Additionally, enough of the attention-whore costumes that have nothing to do with the game being played and everything to do with finding the yellow blur that is your Wolverine costume on a split-second SportsCenter clip the next morning. This isn't Halloween or Tailgate, it's a basketball game. If you find a t-shirt or jersey to be too limiting of your creative expression, at least make sure your costume is blue and has some connection to Duke. Superman in blue tights with a Duke logo on its chest-cool. Batman-not so cool. Zoubek's Zoo-never again.

  1. D.U.M.B should smarten up

I can't tell you the number of times I've seen some version of this situation play out at a basketball game:

Duke does something amazing that even gets the people upstairs on their feet. The opposing team calls a timeout. The students get crazier. The band decides that this is the right time to play "Hey Ya!" and overtake the crowd noise.

Instead of playing during every time out, the pep band needs to recognize when to play a song to pump up the crowd and when to put their instruments down and join in the screaming. When it's a tie game with two minutes left, don't play "Hey Baby," play "Everytime We Touch." As a matter of fact, the band should only play corny random dance songs like "Listen to Your Heart" and "What is Love" since they are ridiculous and get the place jumping.
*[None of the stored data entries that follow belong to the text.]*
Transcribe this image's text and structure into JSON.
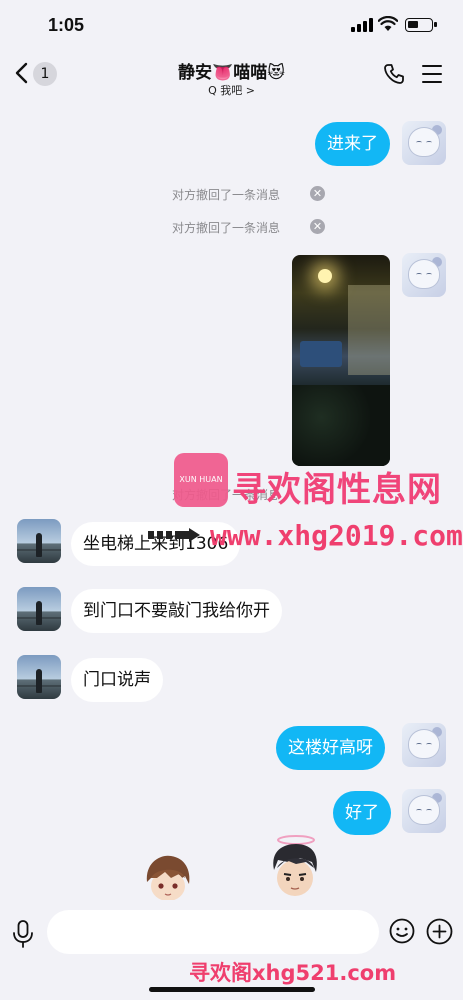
{
  "status_bar": {
    "time": "1:05"
  },
  "header": {
    "back_count": "1",
    "title": "静安👅喵喵😻",
    "subtitle": "Q 我吧 >"
  },
  "messages": [
    {
      "id": "m1",
      "direction": "out",
      "type": "text",
      "text": "进来了"
    },
    {
      "id": "m2",
      "type": "system",
      "text": "对方撤回了一条消息"
    },
    {
      "id": "m3",
      "type": "system",
      "text": "对方撤回了一条消息"
    },
    {
      "id": "m4",
      "direction": "out",
      "type": "image"
    },
    {
      "id": "m5",
      "type": "system",
      "text": "对方撤回了一条消息"
    },
    {
      "id": "m6",
      "direction": "in",
      "type": "text",
      "text": "坐电梯上来到1306"
    },
    {
      "id": "m7",
      "direction": "in",
      "type": "text",
      "text": "到门口不要敲门我给你开"
    },
    {
      "id": "m8",
      "direction": "in",
      "type": "text",
      "text": "门口说声"
    },
    {
      "id": "m9",
      "direction": "out",
      "type": "text",
      "text": "这楼好高呀"
    },
    {
      "id": "m10",
      "direction": "out",
      "type": "text",
      "text": "好了"
    }
  ],
  "watermarks": {
    "logo_text": "XUN HUAN",
    "title": "寻欢阁性息网",
    "url": "www.xhg2019.com",
    "bottom": "寻欢阁xhg521.com"
  },
  "input": {
    "placeholder": ""
  },
  "icons": {
    "back": "chevron-left-icon",
    "phone": "phone-icon",
    "menu": "hamburger-menu-icon",
    "mic": "microphone-icon",
    "emoji": "smiley-icon",
    "plus": "plus-circle-icon",
    "dismiss": "close-circle-icon"
  },
  "colors": {
    "background": "#f2f2f7",
    "outgoing_bubble": "#12b7f5",
    "incoming_bubble": "#ffffff",
    "watermark": "#ef3f6e"
  }
}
The pep band should also tailor more songs to taunt our specific opponents. Case in point: when UNC comes this year, Tyler Hansbrough should be serenaded with The Muppet Show theme as the crowd points out his uncanny resemblance to Beaker.

  1. Switch the grad student section to the other end of the court

In my three-plus years, I have yet to hear a plausible explanation as to why the road team gets to play towards the dead-end of the stadium in the second half. The athletic department should flip-flop the seating arrangements for the areas behind the baskets so that the opposing team has to play into the graduate student section during crunch time, making it much harder for them to hit free throws.
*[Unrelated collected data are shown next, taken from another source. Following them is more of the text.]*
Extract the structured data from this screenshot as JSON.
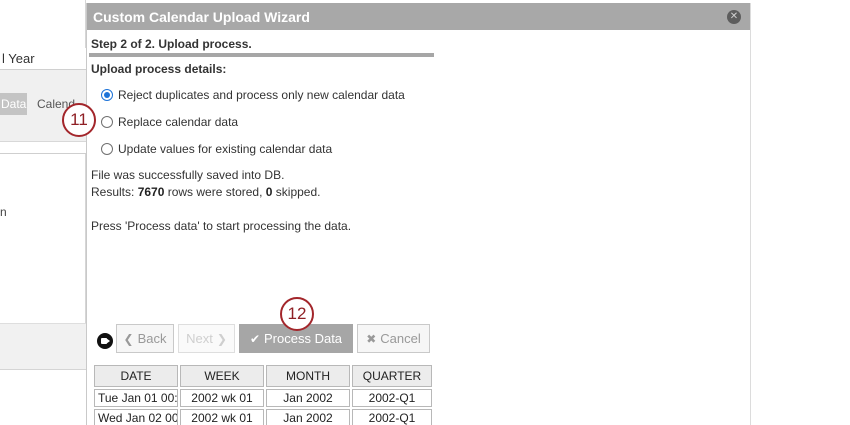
{
  "background": {
    "year_label": "l Year",
    "tab_data": "Data",
    "tab_calendar": "Calend",
    "stray_letter": "n"
  },
  "dialog": {
    "title": "Custom Calendar Upload Wizard",
    "step": "Step 2 of 2. Upload process.",
    "section": "Upload process details:",
    "options": [
      {
        "label": "Reject duplicates and process only new calendar data",
        "checked": true
      },
      {
        "label": "Replace calendar data",
        "checked": false
      },
      {
        "label": "Update values for existing calendar data",
        "checked": false
      }
    ],
    "saved_msg": "File was successfully saved into DB.",
    "results": {
      "prefix": "Results: ",
      "stored": "7670",
      "mid": " rows were stored, ",
      "skipped": "0",
      "suffix": " skipped."
    },
    "hint": "Press 'Process data' to start processing the data."
  },
  "callouts": {
    "first": "11",
    "second": "12"
  },
  "buttons": {
    "back": "Back",
    "next": "Next",
    "process": "Process Data",
    "cancel": "Cancel"
  },
  "icons": {
    "close": "close-icon",
    "back": "chevron-left-icon",
    "next": "chevron-right-icon",
    "process": "checkmark-icon",
    "cancel": "x-icon",
    "video": "video-camera-icon"
  },
  "preview": {
    "columns": [
      "DATE",
      "WEEK",
      "MONTH",
      "QUARTER"
    ],
    "rows": [
      [
        "Tue Jan 01 00:0",
        "2002 wk 01",
        "Jan 2002",
        "2002-Q1"
      ],
      [
        "Wed Jan 02 00:",
        "2002 wk 01",
        "Jan 2002",
        "2002-Q1"
      ]
    ]
  },
  "colors": {
    "header": "#a8a8a8",
    "accent": "#1d73d8",
    "callout": "#a3262b"
  }
}
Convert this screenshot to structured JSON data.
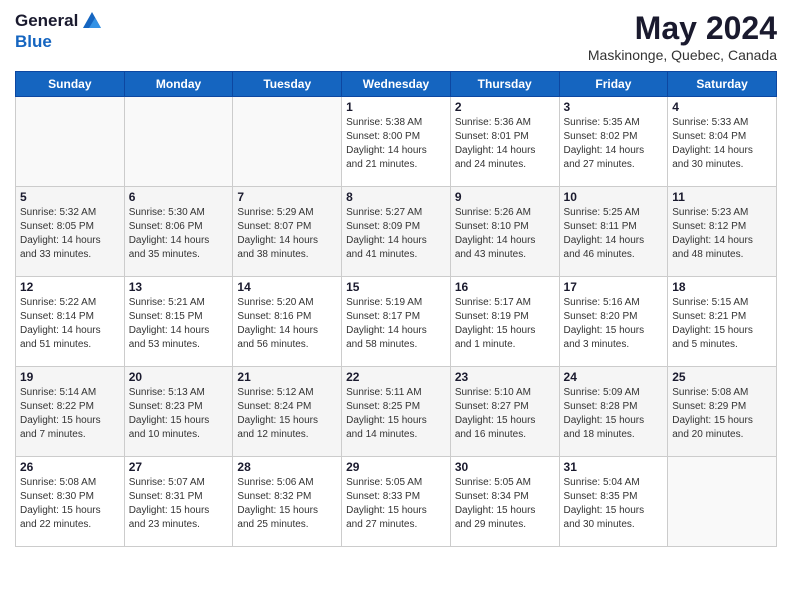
{
  "logo": {
    "general": "General",
    "blue": "Blue"
  },
  "title": {
    "month_year": "May 2024",
    "location": "Maskinonge, Quebec, Canada"
  },
  "weekdays": [
    "Sunday",
    "Monday",
    "Tuesday",
    "Wednesday",
    "Thursday",
    "Friday",
    "Saturday"
  ],
  "weeks": [
    [
      {
        "day": "",
        "info": ""
      },
      {
        "day": "",
        "info": ""
      },
      {
        "day": "",
        "info": ""
      },
      {
        "day": "1",
        "info": "Sunrise: 5:38 AM\nSunset: 8:00 PM\nDaylight: 14 hours\nand 21 minutes."
      },
      {
        "day": "2",
        "info": "Sunrise: 5:36 AM\nSunset: 8:01 PM\nDaylight: 14 hours\nand 24 minutes."
      },
      {
        "day": "3",
        "info": "Sunrise: 5:35 AM\nSunset: 8:02 PM\nDaylight: 14 hours\nand 27 minutes."
      },
      {
        "day": "4",
        "info": "Sunrise: 5:33 AM\nSunset: 8:04 PM\nDaylight: 14 hours\nand 30 minutes."
      }
    ],
    [
      {
        "day": "5",
        "info": "Sunrise: 5:32 AM\nSunset: 8:05 PM\nDaylight: 14 hours\nand 33 minutes."
      },
      {
        "day": "6",
        "info": "Sunrise: 5:30 AM\nSunset: 8:06 PM\nDaylight: 14 hours\nand 35 minutes."
      },
      {
        "day": "7",
        "info": "Sunrise: 5:29 AM\nSunset: 8:07 PM\nDaylight: 14 hours\nand 38 minutes."
      },
      {
        "day": "8",
        "info": "Sunrise: 5:27 AM\nSunset: 8:09 PM\nDaylight: 14 hours\nand 41 minutes."
      },
      {
        "day": "9",
        "info": "Sunrise: 5:26 AM\nSunset: 8:10 PM\nDaylight: 14 hours\nand 43 minutes."
      },
      {
        "day": "10",
        "info": "Sunrise: 5:25 AM\nSunset: 8:11 PM\nDaylight: 14 hours\nand 46 minutes."
      },
      {
        "day": "11",
        "info": "Sunrise: 5:23 AM\nSunset: 8:12 PM\nDaylight: 14 hours\nand 48 minutes."
      }
    ],
    [
      {
        "day": "12",
        "info": "Sunrise: 5:22 AM\nSunset: 8:14 PM\nDaylight: 14 hours\nand 51 minutes."
      },
      {
        "day": "13",
        "info": "Sunrise: 5:21 AM\nSunset: 8:15 PM\nDaylight: 14 hours\nand 53 minutes."
      },
      {
        "day": "14",
        "info": "Sunrise: 5:20 AM\nSunset: 8:16 PM\nDaylight: 14 hours\nand 56 minutes."
      },
      {
        "day": "15",
        "info": "Sunrise: 5:19 AM\nSunset: 8:17 PM\nDaylight: 14 hours\nand 58 minutes."
      },
      {
        "day": "16",
        "info": "Sunrise: 5:17 AM\nSunset: 8:19 PM\nDaylight: 15 hours\nand 1 minute."
      },
      {
        "day": "17",
        "info": "Sunrise: 5:16 AM\nSunset: 8:20 PM\nDaylight: 15 hours\nand 3 minutes."
      },
      {
        "day": "18",
        "info": "Sunrise: 5:15 AM\nSunset: 8:21 PM\nDaylight: 15 hours\nand 5 minutes."
      }
    ],
    [
      {
        "day": "19",
        "info": "Sunrise: 5:14 AM\nSunset: 8:22 PM\nDaylight: 15 hours\nand 7 minutes."
      },
      {
        "day": "20",
        "info": "Sunrise: 5:13 AM\nSunset: 8:23 PM\nDaylight: 15 hours\nand 10 minutes."
      },
      {
        "day": "21",
        "info": "Sunrise: 5:12 AM\nSunset: 8:24 PM\nDaylight: 15 hours\nand 12 minutes."
      },
      {
        "day": "22",
        "info": "Sunrise: 5:11 AM\nSunset: 8:25 PM\nDaylight: 15 hours\nand 14 minutes."
      },
      {
        "day": "23",
        "info": "Sunrise: 5:10 AM\nSunset: 8:27 PM\nDaylight: 15 hours\nand 16 minutes."
      },
      {
        "day": "24",
        "info": "Sunrise: 5:09 AM\nSunset: 8:28 PM\nDaylight: 15 hours\nand 18 minutes."
      },
      {
        "day": "25",
        "info": "Sunrise: 5:08 AM\nSunset: 8:29 PM\nDaylight: 15 hours\nand 20 minutes."
      }
    ],
    [
      {
        "day": "26",
        "info": "Sunrise: 5:08 AM\nSunset: 8:30 PM\nDaylight: 15 hours\nand 22 minutes."
      },
      {
        "day": "27",
        "info": "Sunrise: 5:07 AM\nSunset: 8:31 PM\nDaylight: 15 hours\nand 23 minutes."
      },
      {
        "day": "28",
        "info": "Sunrise: 5:06 AM\nSunset: 8:32 PM\nDaylight: 15 hours\nand 25 minutes."
      },
      {
        "day": "29",
        "info": "Sunrise: 5:05 AM\nSunset: 8:33 PM\nDaylight: 15 hours\nand 27 minutes."
      },
      {
        "day": "30",
        "info": "Sunrise: 5:05 AM\nSunset: 8:34 PM\nDaylight: 15 hours\nand 29 minutes."
      },
      {
        "day": "31",
        "info": "Sunrise: 5:04 AM\nSunset: 8:35 PM\nDaylight: 15 hours\nand 30 minutes."
      },
      {
        "day": "",
        "info": ""
      }
    ]
  ]
}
  1. Formalize the pre-game roll call

Players' names are usually chanted sporadically during pregame warm-ups, which is awesome when done properly but sounds terrible when done half-heartedly. People are skipped, names are repeated and the entire thing is kind of Bush League. Look at YouTube videos of the Yankee Stadium Bleacher Creatures to see how it's done.

  1. Issue everyone a singlet bathing suit

The legend states that no opposing player has ever hit a free throw while the werewolf-like body of Speedo Guy gyrates behind the grad-student basket. So imagine a basketball arena full of people in the one piece bathing suit from Borat. I have a feeling that this tactic might be so effective that it might have negative repercussions on our own players' performance.